Można sobie oczywiście chodzić, jeśli się chce, bo tu nie ma różnic z uwagi na państwową czy prywatną służbę zdrowia, wszystko jest refundowane, ewentualnie nie w 100%. Ale kobiety w sumie nawet nie wiedzą, że tam gdzieś w PL się chodzi zobaczyć pęcherzyk ;-) Czy że np. się bada betę 2 razy na jakimś poziomie, gdy ona wynosi np. 12 ;-)
 
Ja córki w ogóle nie karmiłam piersią, od urodzenia mleko modyfikowane, nie czuje się z tego powodu gorsza, mało to, córka ma 7 lat i nigdy nie miała gorączki.
Więc jeśli urodzę i będę miała jakiś problem to na pewno nie będę się z tego powodu katować i obwiniać.
 
tez się tak śmieje. Ale tutaj w Irlandii to akurat taki normalny termin w sumie i tak szybko ze względu na cisnienie tak to mogłoby być jeszcze później 🤦🏽‍♀️🤷🏽‍♀️
a który tydzień będziesz ? Ja 11-12 ale ogólnie tu wzywają po 1 trymestrze
to czekamy razem 😉zleci zaraz Wielkanoc …. A później to już z górki
Będzie wtedy 11+3, więc podobnie jak Ty. To tzw. USG datujące, ale obowiązkowe są tylko 3 w każdym trymestrze.

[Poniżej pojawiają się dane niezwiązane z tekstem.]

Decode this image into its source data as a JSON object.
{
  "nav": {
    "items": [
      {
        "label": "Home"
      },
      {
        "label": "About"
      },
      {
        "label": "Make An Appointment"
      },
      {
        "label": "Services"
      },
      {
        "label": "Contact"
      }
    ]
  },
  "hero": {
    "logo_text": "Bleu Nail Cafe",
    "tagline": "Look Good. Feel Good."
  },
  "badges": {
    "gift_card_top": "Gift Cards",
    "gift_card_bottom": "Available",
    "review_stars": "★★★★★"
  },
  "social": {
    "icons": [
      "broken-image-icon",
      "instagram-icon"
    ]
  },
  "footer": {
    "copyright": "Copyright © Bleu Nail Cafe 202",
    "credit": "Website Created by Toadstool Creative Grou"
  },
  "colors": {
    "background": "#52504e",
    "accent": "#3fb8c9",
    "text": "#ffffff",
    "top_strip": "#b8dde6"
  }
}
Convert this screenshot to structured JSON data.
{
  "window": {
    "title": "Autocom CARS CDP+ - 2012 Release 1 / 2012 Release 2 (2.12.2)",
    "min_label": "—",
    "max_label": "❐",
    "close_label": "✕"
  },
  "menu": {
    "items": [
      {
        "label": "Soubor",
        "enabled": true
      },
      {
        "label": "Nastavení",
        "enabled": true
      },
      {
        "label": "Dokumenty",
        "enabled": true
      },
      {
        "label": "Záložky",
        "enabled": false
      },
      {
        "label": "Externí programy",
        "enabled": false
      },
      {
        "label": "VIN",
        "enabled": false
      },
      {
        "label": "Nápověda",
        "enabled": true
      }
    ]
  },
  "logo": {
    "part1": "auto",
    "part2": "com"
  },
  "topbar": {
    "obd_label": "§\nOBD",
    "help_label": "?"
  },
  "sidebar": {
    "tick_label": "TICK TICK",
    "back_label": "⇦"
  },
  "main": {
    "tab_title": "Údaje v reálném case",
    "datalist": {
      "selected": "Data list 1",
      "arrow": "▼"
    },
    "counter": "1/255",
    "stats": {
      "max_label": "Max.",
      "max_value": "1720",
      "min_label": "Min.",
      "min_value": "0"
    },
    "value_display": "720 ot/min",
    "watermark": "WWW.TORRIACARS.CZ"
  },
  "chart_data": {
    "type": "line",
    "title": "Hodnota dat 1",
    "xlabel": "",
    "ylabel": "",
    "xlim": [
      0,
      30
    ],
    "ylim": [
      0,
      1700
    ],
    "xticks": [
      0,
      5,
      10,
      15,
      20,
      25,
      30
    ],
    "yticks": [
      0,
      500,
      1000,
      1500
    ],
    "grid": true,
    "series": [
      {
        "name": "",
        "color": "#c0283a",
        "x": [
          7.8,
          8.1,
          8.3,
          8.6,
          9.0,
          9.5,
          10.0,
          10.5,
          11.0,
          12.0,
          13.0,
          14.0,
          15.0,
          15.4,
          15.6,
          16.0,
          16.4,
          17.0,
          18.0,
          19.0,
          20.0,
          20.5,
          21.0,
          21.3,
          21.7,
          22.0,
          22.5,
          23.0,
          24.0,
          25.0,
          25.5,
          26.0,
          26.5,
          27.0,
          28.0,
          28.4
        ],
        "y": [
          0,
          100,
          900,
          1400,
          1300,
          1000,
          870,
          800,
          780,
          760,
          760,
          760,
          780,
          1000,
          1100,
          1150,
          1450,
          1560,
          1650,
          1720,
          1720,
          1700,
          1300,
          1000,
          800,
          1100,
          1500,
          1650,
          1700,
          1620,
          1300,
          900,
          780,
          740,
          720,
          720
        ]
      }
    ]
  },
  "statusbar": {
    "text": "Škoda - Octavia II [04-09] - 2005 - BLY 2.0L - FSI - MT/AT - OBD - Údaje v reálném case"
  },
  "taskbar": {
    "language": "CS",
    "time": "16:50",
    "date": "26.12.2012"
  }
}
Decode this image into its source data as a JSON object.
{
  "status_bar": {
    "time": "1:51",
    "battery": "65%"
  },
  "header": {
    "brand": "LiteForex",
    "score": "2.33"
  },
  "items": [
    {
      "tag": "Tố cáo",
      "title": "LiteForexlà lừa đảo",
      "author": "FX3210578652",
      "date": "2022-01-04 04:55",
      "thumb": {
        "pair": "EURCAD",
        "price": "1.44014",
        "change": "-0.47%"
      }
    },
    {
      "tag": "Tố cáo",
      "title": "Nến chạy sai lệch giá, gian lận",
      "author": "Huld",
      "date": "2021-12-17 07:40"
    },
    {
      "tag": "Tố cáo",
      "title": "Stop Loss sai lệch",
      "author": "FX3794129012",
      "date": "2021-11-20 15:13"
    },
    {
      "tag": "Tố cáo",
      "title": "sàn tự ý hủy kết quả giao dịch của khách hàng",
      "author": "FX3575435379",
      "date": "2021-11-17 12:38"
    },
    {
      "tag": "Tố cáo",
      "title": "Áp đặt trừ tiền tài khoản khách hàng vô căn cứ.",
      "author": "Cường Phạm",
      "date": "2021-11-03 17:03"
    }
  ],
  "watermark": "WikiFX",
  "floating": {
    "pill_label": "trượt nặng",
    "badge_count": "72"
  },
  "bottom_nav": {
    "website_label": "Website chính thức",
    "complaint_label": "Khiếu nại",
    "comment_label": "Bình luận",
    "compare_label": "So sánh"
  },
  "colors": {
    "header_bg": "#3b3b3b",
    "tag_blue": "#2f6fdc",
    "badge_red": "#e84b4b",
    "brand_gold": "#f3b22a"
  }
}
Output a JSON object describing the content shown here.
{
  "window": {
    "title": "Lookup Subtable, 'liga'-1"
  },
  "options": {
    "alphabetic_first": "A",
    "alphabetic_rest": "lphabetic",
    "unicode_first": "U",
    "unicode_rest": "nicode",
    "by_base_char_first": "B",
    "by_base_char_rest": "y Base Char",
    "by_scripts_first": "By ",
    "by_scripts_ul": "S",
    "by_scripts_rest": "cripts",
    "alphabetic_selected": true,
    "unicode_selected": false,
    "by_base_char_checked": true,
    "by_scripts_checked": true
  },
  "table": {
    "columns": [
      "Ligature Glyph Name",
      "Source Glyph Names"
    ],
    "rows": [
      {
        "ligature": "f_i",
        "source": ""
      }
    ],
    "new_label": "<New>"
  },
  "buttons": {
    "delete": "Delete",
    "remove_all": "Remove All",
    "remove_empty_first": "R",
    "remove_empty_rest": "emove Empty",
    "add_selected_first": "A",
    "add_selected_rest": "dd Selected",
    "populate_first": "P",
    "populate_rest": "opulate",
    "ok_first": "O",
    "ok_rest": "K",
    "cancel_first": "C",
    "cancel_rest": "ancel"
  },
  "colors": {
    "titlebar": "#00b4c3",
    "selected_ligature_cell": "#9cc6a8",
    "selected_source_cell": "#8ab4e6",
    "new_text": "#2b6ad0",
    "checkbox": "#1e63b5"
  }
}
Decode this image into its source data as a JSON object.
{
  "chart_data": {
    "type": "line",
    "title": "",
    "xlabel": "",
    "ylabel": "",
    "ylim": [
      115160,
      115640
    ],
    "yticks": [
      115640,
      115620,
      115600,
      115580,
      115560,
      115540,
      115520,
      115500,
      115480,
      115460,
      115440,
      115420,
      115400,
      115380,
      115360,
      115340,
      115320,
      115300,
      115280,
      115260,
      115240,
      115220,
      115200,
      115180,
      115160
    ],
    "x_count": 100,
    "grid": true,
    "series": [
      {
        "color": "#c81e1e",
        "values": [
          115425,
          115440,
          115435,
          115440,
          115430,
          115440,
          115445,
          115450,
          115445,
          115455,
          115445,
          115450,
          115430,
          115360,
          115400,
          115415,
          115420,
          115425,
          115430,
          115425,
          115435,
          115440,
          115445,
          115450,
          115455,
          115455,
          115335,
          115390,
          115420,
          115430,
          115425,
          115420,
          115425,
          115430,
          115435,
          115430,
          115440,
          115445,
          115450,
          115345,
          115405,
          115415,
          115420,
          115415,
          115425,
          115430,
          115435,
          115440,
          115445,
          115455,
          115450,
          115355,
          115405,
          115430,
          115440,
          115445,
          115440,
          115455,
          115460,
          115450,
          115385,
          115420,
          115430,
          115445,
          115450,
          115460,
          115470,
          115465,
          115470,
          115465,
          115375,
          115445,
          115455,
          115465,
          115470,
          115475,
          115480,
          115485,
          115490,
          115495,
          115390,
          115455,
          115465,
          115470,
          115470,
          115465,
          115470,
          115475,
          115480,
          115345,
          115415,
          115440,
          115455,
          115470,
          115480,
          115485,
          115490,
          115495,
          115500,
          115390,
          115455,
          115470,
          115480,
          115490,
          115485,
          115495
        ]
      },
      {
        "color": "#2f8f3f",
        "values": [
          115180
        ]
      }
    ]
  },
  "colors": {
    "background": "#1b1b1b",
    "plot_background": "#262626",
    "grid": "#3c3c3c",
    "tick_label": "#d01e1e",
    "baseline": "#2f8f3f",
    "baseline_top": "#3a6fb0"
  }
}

No ale ja jednak wybieram się wcześniej ;-) A na tamto pójdę, żeby się zameldować po raz ostatni w klinice niepłodności. Tzn. zobaczymy, czy ostatni...
 
reklama
No a ja nie dałam rady z innego powodu: moje dziecko urodziło się z obniżonym napięciem mięśniowym i nie potrafiło ssać piersi. Jak od 5-6 tygodnia życia rozpoczęliśmy rehabilitację, to za jakiś czas fizjoterapeutka przyznała mi, że nie miałam szans na kp
U mnie był podobny problem z dzieckiem, w wszytko przez to, że rodziłam po terminie i nie zrobili mi od razu cesarki. Na szczęście z dzieckiem jest wszytko ok, ale przez ogromny stres przeszłam. Dlatego teraz będę miała cesarkę na termin, dla mojej wygody i bezpieczeństwa.